Naar boven ↑

Rechtspraak

Kern

Werknemer, geboren op 21 mei 1942, is van 7 maart 1968 tot 1 juli 2004 in dienst geweest van Pipelife. Met ingang van laatstgenoemde datum is hij vervroegd uitgetreden. Tijdens zijn dienstverband ontving werknemer onder het toenmalige ziektekostenstelsel een bijdrage van Pipelife in de premie voor zijn particuliere ziektekostenverzekering. Pipelife heeft deze bijdrage aanvankelijk ook voortgezet nadat werknemer gebruik ging maken van de prepensioenregeling. Met ingang van 1 januari 2006 is met de invoering van de Zorgverzekeringswet het ziektekostenverzekeringsstelsel ingrijpend gewijzigd. Het oude stelsel van ziekenfonds- en particuliere verzekeringen is komen te vervallen. Thans betaalt iedere werknemer een nominale premie voor de basisverzekering (plus eventuele modules) aan de zorgverzekeraar en een inkomensafhankelijke bijdrage aan de belastingdienst. Pipelife heeft na invoering van het nieuwe ziektekostenverzekeringsstelsel de werkgeversbijdrage in de ziektekosten afgeschaft. Deze wijziging is vastgelegd in de CAO Pipelife Nederland B.V. Pipelife heeft ten slotte met ingang van 1 januari 2006 een nieuwe collectieve ziektekostenverzekering afgesloten waaraan zowel actieven als inactieven kunnen deelnemen.

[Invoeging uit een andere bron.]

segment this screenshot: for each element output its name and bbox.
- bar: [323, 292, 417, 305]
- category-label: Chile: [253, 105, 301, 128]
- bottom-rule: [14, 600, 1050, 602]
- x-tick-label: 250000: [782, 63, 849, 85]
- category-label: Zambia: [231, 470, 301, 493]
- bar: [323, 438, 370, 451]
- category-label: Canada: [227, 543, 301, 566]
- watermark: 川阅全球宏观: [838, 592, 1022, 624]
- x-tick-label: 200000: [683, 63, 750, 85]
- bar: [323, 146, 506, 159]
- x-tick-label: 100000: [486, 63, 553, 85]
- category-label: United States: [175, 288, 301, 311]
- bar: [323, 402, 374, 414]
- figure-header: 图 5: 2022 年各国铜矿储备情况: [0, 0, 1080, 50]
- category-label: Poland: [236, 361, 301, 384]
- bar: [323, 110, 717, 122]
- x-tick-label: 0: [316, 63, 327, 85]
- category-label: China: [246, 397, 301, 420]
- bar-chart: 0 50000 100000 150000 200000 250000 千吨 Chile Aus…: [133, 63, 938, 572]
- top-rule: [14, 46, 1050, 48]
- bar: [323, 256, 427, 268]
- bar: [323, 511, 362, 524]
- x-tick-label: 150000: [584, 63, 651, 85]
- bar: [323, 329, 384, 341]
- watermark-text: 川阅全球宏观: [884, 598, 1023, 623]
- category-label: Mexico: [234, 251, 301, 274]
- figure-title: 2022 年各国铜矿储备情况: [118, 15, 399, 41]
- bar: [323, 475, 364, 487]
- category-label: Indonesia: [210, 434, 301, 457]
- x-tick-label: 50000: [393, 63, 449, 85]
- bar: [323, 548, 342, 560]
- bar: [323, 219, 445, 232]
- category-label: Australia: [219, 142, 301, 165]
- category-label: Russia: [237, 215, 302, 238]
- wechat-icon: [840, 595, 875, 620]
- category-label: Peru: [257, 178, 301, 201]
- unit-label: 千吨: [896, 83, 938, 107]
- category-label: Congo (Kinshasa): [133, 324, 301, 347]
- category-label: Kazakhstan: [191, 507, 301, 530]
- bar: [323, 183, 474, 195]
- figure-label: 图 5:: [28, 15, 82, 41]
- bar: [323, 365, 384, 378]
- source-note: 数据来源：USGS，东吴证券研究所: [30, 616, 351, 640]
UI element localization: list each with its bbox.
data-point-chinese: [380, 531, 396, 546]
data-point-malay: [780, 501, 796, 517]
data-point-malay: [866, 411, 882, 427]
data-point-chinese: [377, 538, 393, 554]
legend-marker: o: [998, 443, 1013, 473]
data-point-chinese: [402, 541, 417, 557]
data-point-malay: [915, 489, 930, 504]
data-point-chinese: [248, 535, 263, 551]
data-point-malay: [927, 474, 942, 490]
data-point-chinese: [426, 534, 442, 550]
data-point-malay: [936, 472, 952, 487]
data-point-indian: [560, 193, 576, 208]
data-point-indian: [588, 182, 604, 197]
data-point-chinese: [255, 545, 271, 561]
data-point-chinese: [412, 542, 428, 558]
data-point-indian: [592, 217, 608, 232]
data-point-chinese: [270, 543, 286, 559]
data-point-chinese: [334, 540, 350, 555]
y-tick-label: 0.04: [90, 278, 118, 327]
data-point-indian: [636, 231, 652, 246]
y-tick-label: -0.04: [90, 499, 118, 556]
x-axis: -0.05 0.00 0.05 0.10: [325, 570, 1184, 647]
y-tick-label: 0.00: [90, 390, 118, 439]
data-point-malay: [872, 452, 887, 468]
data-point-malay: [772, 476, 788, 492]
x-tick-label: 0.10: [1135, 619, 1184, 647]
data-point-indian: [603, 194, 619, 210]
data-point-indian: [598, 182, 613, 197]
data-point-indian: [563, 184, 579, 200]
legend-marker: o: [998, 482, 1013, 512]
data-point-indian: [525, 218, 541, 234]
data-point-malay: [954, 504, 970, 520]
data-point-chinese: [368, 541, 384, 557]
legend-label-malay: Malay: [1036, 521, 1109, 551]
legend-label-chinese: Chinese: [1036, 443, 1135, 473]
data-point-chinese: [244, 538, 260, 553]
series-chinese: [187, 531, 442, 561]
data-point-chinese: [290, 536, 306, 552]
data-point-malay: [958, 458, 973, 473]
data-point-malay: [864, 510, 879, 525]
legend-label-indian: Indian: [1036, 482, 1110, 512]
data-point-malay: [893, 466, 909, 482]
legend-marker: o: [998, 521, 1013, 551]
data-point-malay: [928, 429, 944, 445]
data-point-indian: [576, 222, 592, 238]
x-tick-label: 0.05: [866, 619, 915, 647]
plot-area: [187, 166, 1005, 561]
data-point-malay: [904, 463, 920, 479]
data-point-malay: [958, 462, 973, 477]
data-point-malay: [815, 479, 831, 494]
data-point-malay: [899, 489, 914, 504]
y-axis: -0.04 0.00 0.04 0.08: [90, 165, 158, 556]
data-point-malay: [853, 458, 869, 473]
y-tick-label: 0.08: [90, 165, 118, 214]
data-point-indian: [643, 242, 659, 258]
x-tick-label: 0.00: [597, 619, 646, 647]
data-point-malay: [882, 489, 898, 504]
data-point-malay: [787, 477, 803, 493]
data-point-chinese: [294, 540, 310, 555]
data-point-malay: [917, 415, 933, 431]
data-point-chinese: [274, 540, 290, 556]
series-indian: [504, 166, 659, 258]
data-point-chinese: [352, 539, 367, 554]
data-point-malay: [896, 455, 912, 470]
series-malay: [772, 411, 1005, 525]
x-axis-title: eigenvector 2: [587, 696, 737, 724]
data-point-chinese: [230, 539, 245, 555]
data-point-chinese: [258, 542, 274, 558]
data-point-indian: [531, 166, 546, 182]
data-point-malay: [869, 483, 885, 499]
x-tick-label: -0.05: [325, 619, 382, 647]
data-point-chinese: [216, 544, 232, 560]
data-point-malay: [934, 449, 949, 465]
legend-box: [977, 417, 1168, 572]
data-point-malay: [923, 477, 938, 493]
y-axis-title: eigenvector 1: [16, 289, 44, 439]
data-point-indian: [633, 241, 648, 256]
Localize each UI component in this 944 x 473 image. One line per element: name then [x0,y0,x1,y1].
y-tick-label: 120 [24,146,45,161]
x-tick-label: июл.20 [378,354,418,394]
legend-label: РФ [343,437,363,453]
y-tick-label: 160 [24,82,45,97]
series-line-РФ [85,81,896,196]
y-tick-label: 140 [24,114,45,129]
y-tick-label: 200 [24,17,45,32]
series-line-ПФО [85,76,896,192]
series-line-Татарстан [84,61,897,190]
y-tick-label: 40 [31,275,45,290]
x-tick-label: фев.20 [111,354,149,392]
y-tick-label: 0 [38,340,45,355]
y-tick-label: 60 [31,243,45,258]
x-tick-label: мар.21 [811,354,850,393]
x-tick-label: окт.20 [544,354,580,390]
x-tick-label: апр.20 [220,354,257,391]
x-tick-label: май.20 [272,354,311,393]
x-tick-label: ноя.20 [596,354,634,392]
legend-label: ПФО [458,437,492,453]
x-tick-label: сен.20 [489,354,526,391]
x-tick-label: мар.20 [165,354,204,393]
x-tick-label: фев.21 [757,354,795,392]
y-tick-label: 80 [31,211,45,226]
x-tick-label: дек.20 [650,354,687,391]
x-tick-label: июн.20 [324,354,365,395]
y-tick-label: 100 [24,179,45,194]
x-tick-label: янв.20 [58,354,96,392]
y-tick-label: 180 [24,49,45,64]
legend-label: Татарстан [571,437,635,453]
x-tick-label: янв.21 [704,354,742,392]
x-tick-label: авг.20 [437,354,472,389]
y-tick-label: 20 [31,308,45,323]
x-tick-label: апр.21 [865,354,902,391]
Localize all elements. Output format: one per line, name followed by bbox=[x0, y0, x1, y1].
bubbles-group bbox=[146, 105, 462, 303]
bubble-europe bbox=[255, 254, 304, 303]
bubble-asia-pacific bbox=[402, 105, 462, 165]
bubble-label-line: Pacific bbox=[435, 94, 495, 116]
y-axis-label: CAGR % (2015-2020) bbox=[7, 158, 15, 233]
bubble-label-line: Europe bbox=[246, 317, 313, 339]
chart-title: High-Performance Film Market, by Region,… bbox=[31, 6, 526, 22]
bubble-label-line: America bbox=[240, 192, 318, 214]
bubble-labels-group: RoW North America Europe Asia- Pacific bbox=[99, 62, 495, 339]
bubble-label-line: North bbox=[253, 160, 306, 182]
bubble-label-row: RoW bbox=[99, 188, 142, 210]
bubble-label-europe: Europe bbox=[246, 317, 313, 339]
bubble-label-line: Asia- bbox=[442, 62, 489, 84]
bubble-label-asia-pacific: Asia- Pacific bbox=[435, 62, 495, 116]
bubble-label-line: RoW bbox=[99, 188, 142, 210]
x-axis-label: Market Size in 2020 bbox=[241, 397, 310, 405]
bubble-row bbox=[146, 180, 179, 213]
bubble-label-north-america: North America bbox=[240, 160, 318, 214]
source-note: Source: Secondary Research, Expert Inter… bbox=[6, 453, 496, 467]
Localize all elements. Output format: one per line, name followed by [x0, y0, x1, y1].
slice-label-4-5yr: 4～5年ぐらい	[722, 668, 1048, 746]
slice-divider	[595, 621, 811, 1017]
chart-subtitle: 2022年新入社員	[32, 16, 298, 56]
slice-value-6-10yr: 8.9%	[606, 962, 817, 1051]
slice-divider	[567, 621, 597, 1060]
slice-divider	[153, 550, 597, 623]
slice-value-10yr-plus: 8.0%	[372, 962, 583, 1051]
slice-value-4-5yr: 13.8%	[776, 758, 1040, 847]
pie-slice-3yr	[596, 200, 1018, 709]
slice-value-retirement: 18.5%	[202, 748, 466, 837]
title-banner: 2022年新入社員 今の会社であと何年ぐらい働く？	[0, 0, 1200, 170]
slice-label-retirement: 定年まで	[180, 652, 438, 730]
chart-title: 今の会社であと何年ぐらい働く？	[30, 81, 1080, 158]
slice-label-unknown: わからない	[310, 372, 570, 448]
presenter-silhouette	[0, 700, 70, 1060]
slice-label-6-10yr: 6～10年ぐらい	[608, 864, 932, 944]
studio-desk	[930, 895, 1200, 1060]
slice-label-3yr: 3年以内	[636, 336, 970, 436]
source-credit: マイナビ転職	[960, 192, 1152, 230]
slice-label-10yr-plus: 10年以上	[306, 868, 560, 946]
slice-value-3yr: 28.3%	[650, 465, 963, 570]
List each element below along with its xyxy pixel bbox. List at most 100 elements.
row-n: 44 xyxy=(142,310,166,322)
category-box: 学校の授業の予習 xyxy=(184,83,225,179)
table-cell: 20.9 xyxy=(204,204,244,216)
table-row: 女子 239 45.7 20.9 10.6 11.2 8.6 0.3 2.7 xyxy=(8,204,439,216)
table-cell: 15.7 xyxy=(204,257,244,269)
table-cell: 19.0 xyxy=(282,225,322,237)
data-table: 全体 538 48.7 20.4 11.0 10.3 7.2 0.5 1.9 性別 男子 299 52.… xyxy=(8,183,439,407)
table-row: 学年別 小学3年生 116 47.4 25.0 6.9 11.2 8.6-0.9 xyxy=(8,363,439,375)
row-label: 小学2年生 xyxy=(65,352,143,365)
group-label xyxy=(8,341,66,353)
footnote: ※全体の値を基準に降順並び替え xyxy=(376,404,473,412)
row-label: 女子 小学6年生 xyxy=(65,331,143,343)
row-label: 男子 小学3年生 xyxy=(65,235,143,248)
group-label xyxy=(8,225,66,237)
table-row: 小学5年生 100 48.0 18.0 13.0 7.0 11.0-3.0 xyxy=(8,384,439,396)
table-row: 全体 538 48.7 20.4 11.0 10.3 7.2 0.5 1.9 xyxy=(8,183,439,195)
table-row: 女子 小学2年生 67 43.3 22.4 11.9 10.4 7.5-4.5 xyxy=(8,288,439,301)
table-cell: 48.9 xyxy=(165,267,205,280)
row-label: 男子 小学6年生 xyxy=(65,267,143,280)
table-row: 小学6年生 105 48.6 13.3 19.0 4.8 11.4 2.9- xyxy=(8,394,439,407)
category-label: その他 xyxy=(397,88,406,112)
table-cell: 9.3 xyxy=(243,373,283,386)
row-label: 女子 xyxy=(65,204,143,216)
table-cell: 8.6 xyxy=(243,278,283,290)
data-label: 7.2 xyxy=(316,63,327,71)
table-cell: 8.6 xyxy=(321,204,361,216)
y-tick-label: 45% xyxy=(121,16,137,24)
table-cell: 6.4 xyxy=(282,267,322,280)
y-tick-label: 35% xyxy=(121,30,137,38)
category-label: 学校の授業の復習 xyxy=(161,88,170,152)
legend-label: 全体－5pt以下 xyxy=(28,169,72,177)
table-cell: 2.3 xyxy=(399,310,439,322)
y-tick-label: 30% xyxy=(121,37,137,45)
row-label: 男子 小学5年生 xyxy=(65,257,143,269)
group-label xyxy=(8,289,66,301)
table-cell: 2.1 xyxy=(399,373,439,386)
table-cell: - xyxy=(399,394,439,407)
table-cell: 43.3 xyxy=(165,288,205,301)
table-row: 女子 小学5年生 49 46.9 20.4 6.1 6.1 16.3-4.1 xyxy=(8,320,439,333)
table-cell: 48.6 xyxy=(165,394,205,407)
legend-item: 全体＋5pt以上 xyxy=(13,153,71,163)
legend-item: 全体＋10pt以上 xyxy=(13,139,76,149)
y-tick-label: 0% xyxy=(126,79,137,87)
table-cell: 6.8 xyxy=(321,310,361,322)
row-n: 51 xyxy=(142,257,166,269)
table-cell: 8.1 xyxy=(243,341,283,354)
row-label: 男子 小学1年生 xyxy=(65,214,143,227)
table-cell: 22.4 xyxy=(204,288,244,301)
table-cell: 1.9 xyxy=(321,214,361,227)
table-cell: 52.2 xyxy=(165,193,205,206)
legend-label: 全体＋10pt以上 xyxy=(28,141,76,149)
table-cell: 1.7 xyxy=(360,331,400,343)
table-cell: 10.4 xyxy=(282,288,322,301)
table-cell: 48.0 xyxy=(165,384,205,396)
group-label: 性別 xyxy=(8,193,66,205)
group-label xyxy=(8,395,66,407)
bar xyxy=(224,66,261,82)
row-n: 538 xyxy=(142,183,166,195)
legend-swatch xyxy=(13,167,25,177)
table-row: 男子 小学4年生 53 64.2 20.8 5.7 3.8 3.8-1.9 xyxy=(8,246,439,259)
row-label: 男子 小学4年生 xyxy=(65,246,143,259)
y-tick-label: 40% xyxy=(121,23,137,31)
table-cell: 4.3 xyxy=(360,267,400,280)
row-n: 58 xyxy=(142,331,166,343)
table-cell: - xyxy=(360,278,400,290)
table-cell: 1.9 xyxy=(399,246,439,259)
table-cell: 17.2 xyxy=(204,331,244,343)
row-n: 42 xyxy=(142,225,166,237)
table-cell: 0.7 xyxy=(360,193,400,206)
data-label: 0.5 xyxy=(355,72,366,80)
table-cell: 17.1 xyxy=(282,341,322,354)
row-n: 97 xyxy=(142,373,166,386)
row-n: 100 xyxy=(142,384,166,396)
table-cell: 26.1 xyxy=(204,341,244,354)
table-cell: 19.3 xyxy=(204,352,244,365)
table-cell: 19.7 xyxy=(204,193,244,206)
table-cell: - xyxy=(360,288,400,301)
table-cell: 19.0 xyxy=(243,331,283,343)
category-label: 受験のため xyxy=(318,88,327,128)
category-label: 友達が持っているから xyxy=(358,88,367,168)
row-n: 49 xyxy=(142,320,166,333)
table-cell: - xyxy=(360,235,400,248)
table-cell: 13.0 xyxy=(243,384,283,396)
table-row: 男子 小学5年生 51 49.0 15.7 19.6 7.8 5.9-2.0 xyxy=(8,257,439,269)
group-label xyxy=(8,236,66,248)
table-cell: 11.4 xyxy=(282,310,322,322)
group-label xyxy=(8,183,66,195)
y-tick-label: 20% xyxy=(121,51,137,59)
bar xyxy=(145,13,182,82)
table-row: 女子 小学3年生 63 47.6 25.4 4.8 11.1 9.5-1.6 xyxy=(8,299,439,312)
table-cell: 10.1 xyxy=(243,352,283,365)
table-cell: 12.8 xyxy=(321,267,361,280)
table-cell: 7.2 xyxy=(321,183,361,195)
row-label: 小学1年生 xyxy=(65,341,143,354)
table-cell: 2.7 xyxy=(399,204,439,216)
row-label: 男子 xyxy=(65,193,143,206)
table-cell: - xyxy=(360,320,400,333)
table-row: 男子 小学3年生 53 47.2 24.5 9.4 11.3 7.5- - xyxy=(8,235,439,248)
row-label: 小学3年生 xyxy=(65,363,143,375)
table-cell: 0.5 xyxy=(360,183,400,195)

Werknemer maakt weliswaar ook gebruik van deze collectieve verzekering, doch hij kan zich niet verenigen met de beëindiging door Pipelife van de bijdrage in zijn ziektekosten zoals die vóór 1 januari 2006 voor hem gold. Centraal staat de vraag of Piplife werknemer na 1 januari 2006 tegemoet moet komen in de ziektekostenbijdrage.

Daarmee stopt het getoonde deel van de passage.